Als vor rund vier Jahren Helmut Zander mit seinem zweibändigen Opus überAnthroposophie in Deutschland auf den Plan trat, sahen sich Anthroposophen mit der Tatsache konfrontiert, dass in der Öffentlichkeit mit einem Mal ein Nicht-Anthroposoph zum Experten für Rudolf Steiner avancierte. Diese Situation hat sich mit dem 150. Geburtstag Rudolf Steiners eher noch verstärkt: Vielen Medien gelten weniger die internen „Kenner“ der Anthroposophie als Informanten über deren Ideen. Vielmehr haben neben Helmut Zander inzwischen noch zwei weitere Autoren nun insgesamt drei neue Bücher über Steiner vorgelegt, die mit ihrem wissenschaftlichen Außenblick auf sein Werk in der Berichterstattung breiten Raum einnehmen. Mit diesen Sichtweisen in einen fruchtbaren Dialog zu treten war Ziel eines Kolloquiums, zu dem die unabhängige Medienstelle Anthroposophie Mitte Februar ins Frankfurter Goethehaus eingeladen hatte.

Mit der Frage, warum nicht schon die seit 1997 vorliegende, umfangreiche Steiner-Biographie des Anthroposophen Christoph Lindenberg die Öffentlichkeit erreicht habe, eröffnete Dr. Jens Heisterkamp von Info3 als Moderator das Gespräch. „Jede Generation richtet neue Fragen an einen Gegenstand und erwartet auch neue Antworten“, erklärte die Historikerin und Journalistin Dr.
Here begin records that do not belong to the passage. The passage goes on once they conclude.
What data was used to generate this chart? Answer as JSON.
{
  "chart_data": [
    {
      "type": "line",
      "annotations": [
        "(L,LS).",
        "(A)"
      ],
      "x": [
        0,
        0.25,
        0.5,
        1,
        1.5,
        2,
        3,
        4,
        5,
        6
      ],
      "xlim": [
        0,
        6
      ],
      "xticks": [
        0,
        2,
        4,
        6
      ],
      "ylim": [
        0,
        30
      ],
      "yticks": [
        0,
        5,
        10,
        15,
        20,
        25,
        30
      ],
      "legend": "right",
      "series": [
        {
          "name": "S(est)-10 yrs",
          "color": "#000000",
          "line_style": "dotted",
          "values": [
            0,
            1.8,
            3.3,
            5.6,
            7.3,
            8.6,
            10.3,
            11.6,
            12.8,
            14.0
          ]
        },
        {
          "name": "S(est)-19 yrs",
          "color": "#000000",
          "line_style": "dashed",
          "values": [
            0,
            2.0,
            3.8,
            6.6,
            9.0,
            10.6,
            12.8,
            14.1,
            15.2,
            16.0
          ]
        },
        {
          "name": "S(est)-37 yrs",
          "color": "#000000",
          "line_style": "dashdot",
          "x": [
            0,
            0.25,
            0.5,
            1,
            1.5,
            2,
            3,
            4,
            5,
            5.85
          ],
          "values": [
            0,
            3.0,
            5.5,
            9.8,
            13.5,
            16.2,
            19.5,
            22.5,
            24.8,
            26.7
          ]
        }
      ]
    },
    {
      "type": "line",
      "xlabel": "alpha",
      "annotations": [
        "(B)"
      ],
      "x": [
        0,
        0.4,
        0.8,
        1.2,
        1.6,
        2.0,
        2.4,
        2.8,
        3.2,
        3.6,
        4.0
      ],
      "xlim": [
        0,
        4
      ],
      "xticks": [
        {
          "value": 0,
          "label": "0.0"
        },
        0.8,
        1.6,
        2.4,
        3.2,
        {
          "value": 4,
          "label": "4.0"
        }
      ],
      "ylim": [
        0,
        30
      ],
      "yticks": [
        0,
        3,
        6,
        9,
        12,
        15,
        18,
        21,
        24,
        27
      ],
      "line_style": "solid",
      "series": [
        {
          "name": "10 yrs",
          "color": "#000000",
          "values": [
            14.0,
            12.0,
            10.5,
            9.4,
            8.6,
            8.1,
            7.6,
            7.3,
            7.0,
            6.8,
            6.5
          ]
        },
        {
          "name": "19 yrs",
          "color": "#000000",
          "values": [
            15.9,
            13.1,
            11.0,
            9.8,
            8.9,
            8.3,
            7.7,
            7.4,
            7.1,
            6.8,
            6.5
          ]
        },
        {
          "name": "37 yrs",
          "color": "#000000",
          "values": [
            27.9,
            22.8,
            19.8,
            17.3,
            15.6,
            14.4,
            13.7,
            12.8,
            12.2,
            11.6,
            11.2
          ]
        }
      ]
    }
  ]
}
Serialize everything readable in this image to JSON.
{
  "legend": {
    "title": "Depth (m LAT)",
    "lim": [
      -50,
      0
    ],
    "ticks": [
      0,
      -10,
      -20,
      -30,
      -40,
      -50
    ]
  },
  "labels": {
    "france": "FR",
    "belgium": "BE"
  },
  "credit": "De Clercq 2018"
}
Miriam Gebhardt das neu entflammte Interesse an Steiner. „Man traut den Anthroposophen eben nicht zu, objektiv und ohne weltanschauliche Botschaft über Steiner zu schreiben“, ergänzte Prof. Dr. Heiner Ullrich. „Lindenbergs Biographie ist bei allen Verdiensten noch stark monumental ausgerichtet. Wissenschaftlich erwartet man aber eine Darstellung, die auch Schwächen und Diskontinuitäten kommuniziert“, so der Mainzer Erziehungswissenschaftler.

Allgemein würdigten Vertreter von anthroposophischer Seite das Erscheinen der drei Werke als Zeichen wachsenden Interesses. Es wurden aber auch kritische Fragen an die anwesenden Buchautoren laut: So äußerte der Stuttgarter Verleger Jean-Claude Lin beispielsweise sein Befremden darüber, dass in der Biographie Helmut Zanders die Geschichte der Abspaltung Steiners von der Theosophischen Gesellschaft unter Ausschluss der „Frage nach dem Christus“ allein als Auseinandersetzung um Macht und Einfluss zwischen Steiner und der theosophischen Leitung dargestellt werde. „Wie inhaltlich ernst nehmen diese Biographen Steiners Ideen und Einsichten?“ Der Leiter des anthroposophischen Verlags Freies Geistesleben wehrte sich außerdem gegen die bei den drei Biographen seiner Ansicht nach anzutreffende Vorstellung, Steiner habe wesentliche Teile seines Werkes lediglich eklektisch zusammengetragen. Gerade dieses „Wildern in den Gärten anderer“ wollte Miriam Gebhardt dagegen keineswegs als Vorwurf oder Opportunismus missverstanden wissen, sondern durchaus als modernen Zug Steiners, sich immer wieder neue Milieus anzueignen und sich dabei gleichsam immer wieder selbst „neu zu erfinden“.

„Ist die Glaubwürdigkeit einer Steiner-Biographie dem Zeitempfinden gemäß dadurch gegeben, dass man distanziert Defizite herausstellt?“, spitzte Prof. Dr. Jost Schieren von der Alanus Hochschule die Frage zu. Dadurch gelange man in das Dilemma, zwar die Erfolge der Praxisfelder historisch nachzuzeichnen, aber den Kernbestand der Anthroposophie eher als überholt ansehen zu müssen. So klassifiziere z.B. Heiner Ullrich in seiner Untersuchung Steiners philosophischen Ansatz pauschal als „vormodern“. Jost Schieren warnte davor, dass als Antwort auf eine zu starke „Binnen-Verehrung“ Steiners nun keine wissenschaftliche „Gegenmission“ erfolgen dürfe.